Sidang vonis Bupati Bekasi non-aktif, Ade Kuswara, dalam kasus dugaan korupsi ijon proyek, sedianya digelar, Senin (07/09/2026). Sidang terpaksa ditunda, karena salah satu hakim berhalangan hadir di Pengadilan Tindak Pidana Korupsi (Tipikor) Bandung.
Salah satu anggota majelis hakim tidak bisa tiba di Bandung, setelah aktivitas penerbangan bandara sementara akibat erupsi Gunung Anak Krakatau.
“Bandara masih ditutup, beliau (salah satu anggota majelis hakim) tidak bisa datang ke Bandug. Oleh karena itu, sidang tidak bisa dilanjutkan dan kita tunda,” ujar pimpinan majelis hakim.

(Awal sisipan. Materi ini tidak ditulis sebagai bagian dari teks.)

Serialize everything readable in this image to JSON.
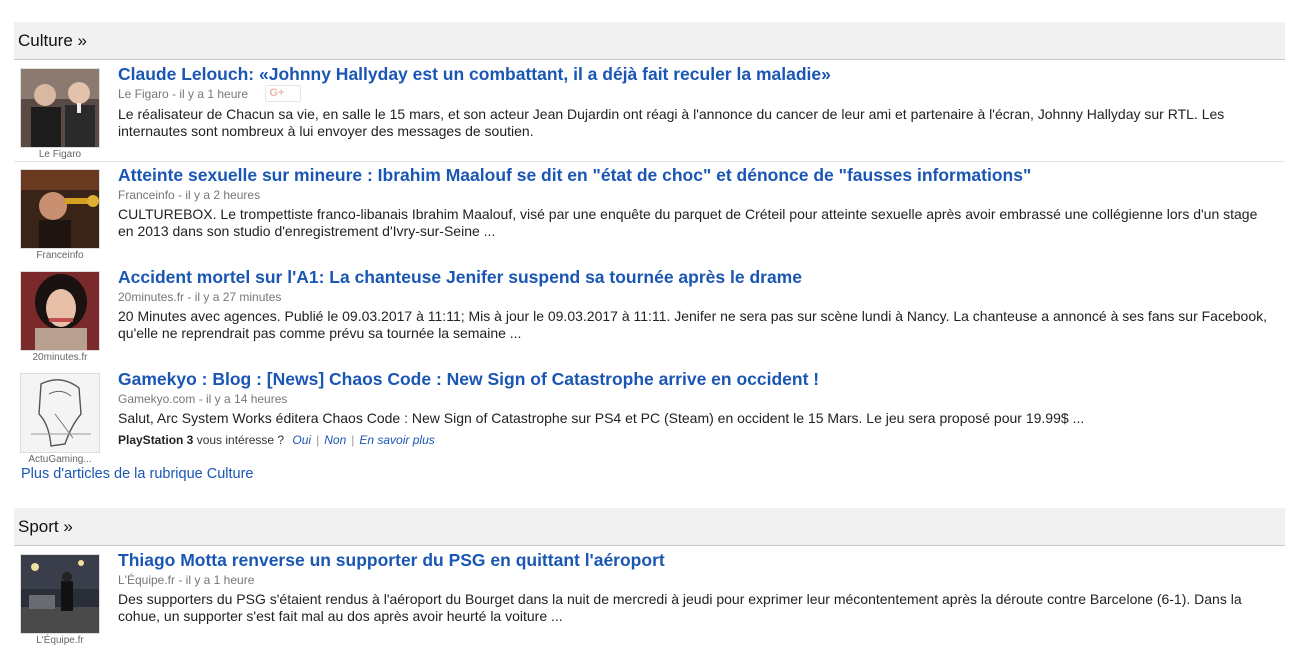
{
  "sections": [
    {
      "title": "Culture »",
      "more_link": "Plus d'articles de la rubrique Culture",
      "articles": [
        {
          "title": "Claude Lelouch: «Johnny Hallyday est un combattant, il a déjà fait reculer la maladie»",
          "meta": "Le Figaro - il y a 1 heure",
          "thumb_source": "Le Figaro",
          "gplus": "G+",
          "snippet": "Le réalisateur de Chacun sa vie, en salle le 15 mars, et son acteur Jean Dujardin ont réagi à l'annonce du cancer de leur ami et partenaire à l'écran, Johnny Hallyday sur RTL. Les internautes sont nombreux à lui envoyer des messages de soutien."
        },
        {
          "title": "Atteinte sexuelle sur mineure : Ibrahim Maalouf se dit en \"état de choc\" et dénonce de \"fausses informations\"",
          "meta": "Franceinfo - il y a 2 heures",
          "thumb_source": "Franceinfo",
          "snippet": "CULTUREBOX. Le trompettiste franco-libanais Ibrahim Maalouf, visé par une enquête du parquet de Créteil pour atteinte sexuelle après avoir embrassé une collégienne lors d'un stage en 2013 dans son studio d'enregistrement d'Ivry-sur-Seine ..."
        },
        {
          "title": "Accident mortel sur l'A1: La chanteuse Jenifer suspend sa tournée après le drame",
          "meta": "20minutes.fr - il y a 27 minutes",
          "thumb_source": "20minutes.fr",
          "snippet": "20 Minutes avec agences. Publié le 09.03.2017 à 11:11; Mis à jour le 09.03.2017 à 11:11. Jenifer ne sera pas sur scène lundi à Nancy. La chanteuse a annoncé à ses fans sur Facebook, qu'elle ne reprendrait pas comme prévu sa tournée la semaine ..."
        },
        {
          "title": "Gamekyo : Blog : [News] Chaos Code : New Sign of Catastrophe arrive en occident !",
          "meta": "Gamekyo.com - il y a 14 heures",
          "thumb_source": "ActuGaming...",
          "snippet": "Salut, Arc System Works éditera Chaos Code : New Sign of Catastrophe sur PS4 et PC (Steam) en occident le 15 Mars. Le jeu sera proposé pour 19.99$ ...",
          "interest": {
            "topic": "PlayStation 3",
            "question": " vous intéresse ?",
            "yes": "Oui",
            "no": "Non",
            "learn_more": "En savoir plus"
          }
        }
      ]
    },
    {
      "title": "Sport »",
      "articles": [
        {
          "title": "Thiago Motta renverse un supporter du PSG en quittant l'aéroport",
          "meta": "L'Équipe.fr - il y a 1 heure",
          "thumb_source": "L'Équipe.fr",
          "snippet": "Des supporters du PSG s'étaient rendus à l'aéroport du Bourget dans la nuit de mercredi à jeudi pour exprimer leur mécontentement après la déroute contre Barcelone (6-1). Dans la cohue, un supporter s'est fait mal au dos après avoir heurté la voiture ..."
        }
      ]
    }
  ],
  "colors": {
    "link": "#1a56b4",
    "header_bg": "#f1f1f1",
    "meta": "#777777"
  }
}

Sidang tidak bisa dilanjutkan, sementara terdakwa Bupati Bekasi non-aktif, Ade Kuswara, ayahnya, HM Kunang, dan tim kuasa hukum telah hadir di ruang sidang. Begitu juga dengan para simpatisan, keluarga, dan kerabat terdakwa yang memadati ruang sidang, untuk memberi dukungan.
Para pengunjung sidang yang sengaja datang dari Kabupaten Bekasi, harus kecewa. Majelis hakim menunda sidang vonis, hingga Senin pekan depan.
“Sampai Tanggal 14 September 2026. Ditunda hingga satu pekan,” ujar hakim.
Menanggapi penundaan sidang, terdakwa Ade Kuswara memohon doa. Ade Kuswara berharap sidang putusan pada pekan depan berjalan lancar.
“Ditunda, minggu depan. Mohon doanya sidamg putusan minggu depan berjalan lancar ,” ujar Ade Kuswara, menjawab pertanyaan wartawan.
Dalam sidang tuntutan, Jaksa Penuntut Umum menuntut Ade Kuswara, pidana selama tujuh tahun kurungan penjara, dan denda Rp.300 juta subsider seratus hari kurungan penjara. Sedangkan ayahnyaz HM Kunang, dituntut empat tahun kurungan penjara, dan denda yang sama, Rp.300 juta subsider seratus hari kurungan penjara.
Ade Kuswara juga dituntut untum membayar uang pengganti Rp.11 miliar, dan ayahnya, HM Kunang Rp.1 miliar. Jika tidak bisa membayar, maka diganti kurungan penjara selama tiga tahun.
Ade Kuswara dan HM Kunang didakwa melanggar Pasal 12 Huruf B, junto Pasal 18 Undang-Undang Nomor 31 Tahun 1999, tentang Pemberantasan Tindak Pidana Korupsi, sebagaimana diubah dengan Undang-Undang Nomor 20 Tahun 2001, junto Pasal 20 Huruf C, junto Pasal 127 Ayat 1 Undang-Undang Nomor 1 Tahun 2023, tentang Kitab Undang-Undang Hukum Pidana (KUHP).
Hal memberatkan, perbuatan kedua terdakwa dinilai telah merusak kepercayaan masyarakat dan tidak mendukung program pemberantasan korupsi. Hal meringankan, keduanya belum pernah dihukum, memiliki tanggungan keluarga, dan bersikap kooperatif selama menjalani persidangan.